Existe uma maneira bastante eficaz de desfazer a idéia de que o Brasil é um país de belezas e riquezas únicas no mundo. Como bem escreveu Marcos Sá Corrêa em um artigo na revista TAM Magazine do mês de agosto, distribuída nas aeronaves da companhia, deveria ser uma obrigação cívica ver o país em que se vive a bordo de um avião em tempos de estiagem. Na realidade, em qualquer época. Basta ficar grudado na janela.
A sensação de que nascemos num país bonito e vamos morrer num país feio é lamentável e terrivelmente verídica. Mais impressionante ainda quando a viagem é guinada para o oeste do Brasil, onde nem com céu de brigadeiro foi possível identificar sequer um pedaço de paisagem natural preservado.
Partindo do aeroporto do Galeão, no Rio de Janeiro, pouco depois das sete e meia da manhã, a vista é sempre bela. As nuvens que quase tocavam o espelho d’água da baía de Guanabara e que desenhavam uma saia aos pés das imponentes montanhas da Serra dos Órgãos sob os primeiros raios de sol ficaram guardadas na memória como algo esplendoroso. Pena que, por morar na cidade, aquilo já não pareça tão perfeito. Os cariocas sabem que na água e na vegetação de baixada tudo está poluído e praticamente sem vida. Durante uma viagem entre o Rio e Cuiabá, mesmo suja, esta foi uma das únicas vistas plasticamente interessantes.
Nos minutos que se seguiram, a aeronave cruzou o território fluminense no sentido de Belo Horizonte. Ao superar a baixada litorânea completamente urbanizada e os altos picos de Teresópolis, o relevo conhecido como mares de morros começou a surgir. Os morros ainda estavam ali, mas a vegetação não. Estão todos carecas, com ridículos fragmentos de mata ora no topo dos montes, ora nos vales. Praticamente tudo fazenda, as finas estradas de terra não deixam dúvidas.
A paisagem só começou a mudar quando as Alterosas indicaram que a capital mineira estava próxima. Mas com outros sinais nem um pouco meritosos. A atividade mineradora se intensifica nessa região e é de chorar ver tantas montanhas esquartejadas pelas máquinas que revolvem a terra. O solo avermelhado fica exposto e os morros viram depressões em camadas.

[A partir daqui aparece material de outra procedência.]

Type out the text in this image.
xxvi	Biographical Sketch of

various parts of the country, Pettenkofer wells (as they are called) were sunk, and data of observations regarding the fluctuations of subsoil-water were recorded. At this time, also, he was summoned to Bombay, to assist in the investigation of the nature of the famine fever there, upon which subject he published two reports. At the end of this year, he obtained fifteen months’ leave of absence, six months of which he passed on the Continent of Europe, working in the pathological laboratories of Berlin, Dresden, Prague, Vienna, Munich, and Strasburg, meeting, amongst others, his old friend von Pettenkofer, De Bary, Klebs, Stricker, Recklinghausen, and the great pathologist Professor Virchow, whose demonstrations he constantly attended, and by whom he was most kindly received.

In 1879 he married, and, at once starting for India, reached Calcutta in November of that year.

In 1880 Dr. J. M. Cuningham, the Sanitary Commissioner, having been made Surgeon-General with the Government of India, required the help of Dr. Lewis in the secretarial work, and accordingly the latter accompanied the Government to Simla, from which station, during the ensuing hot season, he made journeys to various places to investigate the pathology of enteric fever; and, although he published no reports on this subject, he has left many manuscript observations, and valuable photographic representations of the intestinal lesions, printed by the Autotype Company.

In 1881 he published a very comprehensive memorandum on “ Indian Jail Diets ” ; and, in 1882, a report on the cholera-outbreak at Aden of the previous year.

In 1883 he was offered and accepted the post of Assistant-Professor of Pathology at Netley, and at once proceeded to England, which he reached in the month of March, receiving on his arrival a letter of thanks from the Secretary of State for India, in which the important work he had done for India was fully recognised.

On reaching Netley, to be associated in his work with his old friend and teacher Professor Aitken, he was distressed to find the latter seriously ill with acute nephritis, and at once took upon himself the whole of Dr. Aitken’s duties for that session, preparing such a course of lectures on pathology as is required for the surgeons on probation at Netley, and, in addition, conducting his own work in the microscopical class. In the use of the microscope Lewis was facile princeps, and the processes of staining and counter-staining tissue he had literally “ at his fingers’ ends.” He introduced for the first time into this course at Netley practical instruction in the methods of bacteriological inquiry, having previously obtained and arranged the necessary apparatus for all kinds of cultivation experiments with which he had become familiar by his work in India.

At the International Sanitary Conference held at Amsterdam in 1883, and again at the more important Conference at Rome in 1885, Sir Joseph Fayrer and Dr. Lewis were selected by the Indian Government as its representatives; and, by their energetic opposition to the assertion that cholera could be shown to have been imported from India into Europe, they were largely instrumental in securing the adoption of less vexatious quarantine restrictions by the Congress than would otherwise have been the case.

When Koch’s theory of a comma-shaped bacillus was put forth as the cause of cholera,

De Belo Horizonte a Brasília a expectativa era de ver o Cerrado. Não deu. A partir da capital mineira as propriedades geometricamente definidas começam a ficar maiores, com marcas de que a lavoura desgasta o solo há muitos anos. Também não foi possível identificar o tipo de cultura que tomava todo aquele espaço. Tomara que pela altitude da aeronave, já que existe a pouco remota suspeita de que, pelo tom amarelado de tudo lá embaixo, não havia mesmo nada. Rios um pouco mais largos passaram a ser visíveis a partir de Minas. E, risivelmente, existia sim vegetação nativa mantida em suas margens. Mas só pra constar. Meus conhecimentos pífios de ecologia me levam a duvidar dos benefícios que aquelas tirinhas de cerca de dez metros de mata beirando os rios trazem nas imensas áreas de lavoura que sufocam os mananciais. Mas, de todo modo, estão ali, para provar que as Áreas de Preservação Permanentes foram mantidas.

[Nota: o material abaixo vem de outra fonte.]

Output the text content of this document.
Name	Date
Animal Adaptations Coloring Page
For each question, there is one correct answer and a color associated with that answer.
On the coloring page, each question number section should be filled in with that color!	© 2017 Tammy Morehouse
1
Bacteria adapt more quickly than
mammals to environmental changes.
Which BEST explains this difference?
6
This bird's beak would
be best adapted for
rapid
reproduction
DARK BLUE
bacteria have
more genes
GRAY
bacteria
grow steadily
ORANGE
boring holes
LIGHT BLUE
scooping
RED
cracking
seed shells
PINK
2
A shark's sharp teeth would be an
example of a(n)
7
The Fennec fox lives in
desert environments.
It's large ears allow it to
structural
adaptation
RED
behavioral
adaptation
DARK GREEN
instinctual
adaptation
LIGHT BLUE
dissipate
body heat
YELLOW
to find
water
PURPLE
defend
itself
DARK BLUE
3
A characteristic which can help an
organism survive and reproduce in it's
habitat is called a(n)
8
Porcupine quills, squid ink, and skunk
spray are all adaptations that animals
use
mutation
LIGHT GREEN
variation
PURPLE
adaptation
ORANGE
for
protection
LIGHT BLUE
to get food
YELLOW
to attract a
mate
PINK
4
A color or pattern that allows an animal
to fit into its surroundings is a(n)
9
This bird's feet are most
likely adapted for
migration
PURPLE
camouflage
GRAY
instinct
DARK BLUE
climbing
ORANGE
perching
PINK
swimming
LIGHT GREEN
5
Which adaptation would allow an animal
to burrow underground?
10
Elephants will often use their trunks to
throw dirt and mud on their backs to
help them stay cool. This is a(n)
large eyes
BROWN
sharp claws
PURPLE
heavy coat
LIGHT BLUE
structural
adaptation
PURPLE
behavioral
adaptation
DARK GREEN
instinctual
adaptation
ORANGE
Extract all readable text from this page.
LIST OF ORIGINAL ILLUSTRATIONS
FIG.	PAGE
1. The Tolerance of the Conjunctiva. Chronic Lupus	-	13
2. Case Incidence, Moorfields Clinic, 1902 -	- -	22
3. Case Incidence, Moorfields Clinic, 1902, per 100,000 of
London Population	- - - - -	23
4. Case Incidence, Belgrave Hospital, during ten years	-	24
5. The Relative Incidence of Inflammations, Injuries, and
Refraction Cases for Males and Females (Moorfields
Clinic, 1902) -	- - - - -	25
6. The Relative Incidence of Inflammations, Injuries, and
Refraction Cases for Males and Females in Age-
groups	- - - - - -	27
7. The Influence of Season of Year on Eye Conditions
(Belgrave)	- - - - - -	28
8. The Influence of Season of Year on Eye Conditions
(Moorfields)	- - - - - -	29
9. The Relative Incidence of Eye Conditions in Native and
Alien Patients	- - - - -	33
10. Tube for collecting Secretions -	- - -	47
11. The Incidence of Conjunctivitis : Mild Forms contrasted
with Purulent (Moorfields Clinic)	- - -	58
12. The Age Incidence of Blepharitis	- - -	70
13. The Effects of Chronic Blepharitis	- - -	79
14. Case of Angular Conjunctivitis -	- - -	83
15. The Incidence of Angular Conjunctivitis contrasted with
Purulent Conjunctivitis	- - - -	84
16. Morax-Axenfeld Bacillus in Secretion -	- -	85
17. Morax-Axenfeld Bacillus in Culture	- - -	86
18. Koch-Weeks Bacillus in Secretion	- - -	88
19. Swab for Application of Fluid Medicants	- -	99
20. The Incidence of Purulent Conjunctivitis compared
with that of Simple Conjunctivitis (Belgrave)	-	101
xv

Era desesperador perceber que Brasília não fica no meio do Cerrado. Fica no meio dos lotes agrários, que, por sinal, se tornavam ainda maiores na medida em que a aeronave guinava para Cuiabá. Ainda sobre Goiás, as propriedades conseguiam ser maiores do que no trecho mineiro da viagem. E nada de Cerrado. O máximo que dava para ver eram áreas de morros e chapadões com certa extensão de vegetação supostamente preservada – ou o que conseguia escapar do loteamento. Rios aparentemente mais importantes aos encontrados até então corriam com sinais de assoreamento. A mais de dez mil metros de altura dava pra ver, em alguns deles, o solo invadindo seus leitos.
Mato Grosso se aproximava quando comecei a ver as queimadas. Não muitas, é verdade, mas algumas que produziam nuvens de fumaça tão espessas como aquelas temidas pelos mais experientes aviadores. Para minha surpresa, os pastos e as áreas de lavoura conseguiam ser ainda mais gigantescos. Foi assim até chegar a Cuiabá, à exceção dos minutos finais da viagem, quando despontou, ao longe, a imponente Chapada dos Guimarães. Ao pôr os pés em solo mato-grossense fui recepcionada por uma fina fuligem que caía do céu. Era o desfecho desolador de ter cruzado o país no sentido leste-oeste e de não ter visto praticamente outra coisa além de propriedades rurais.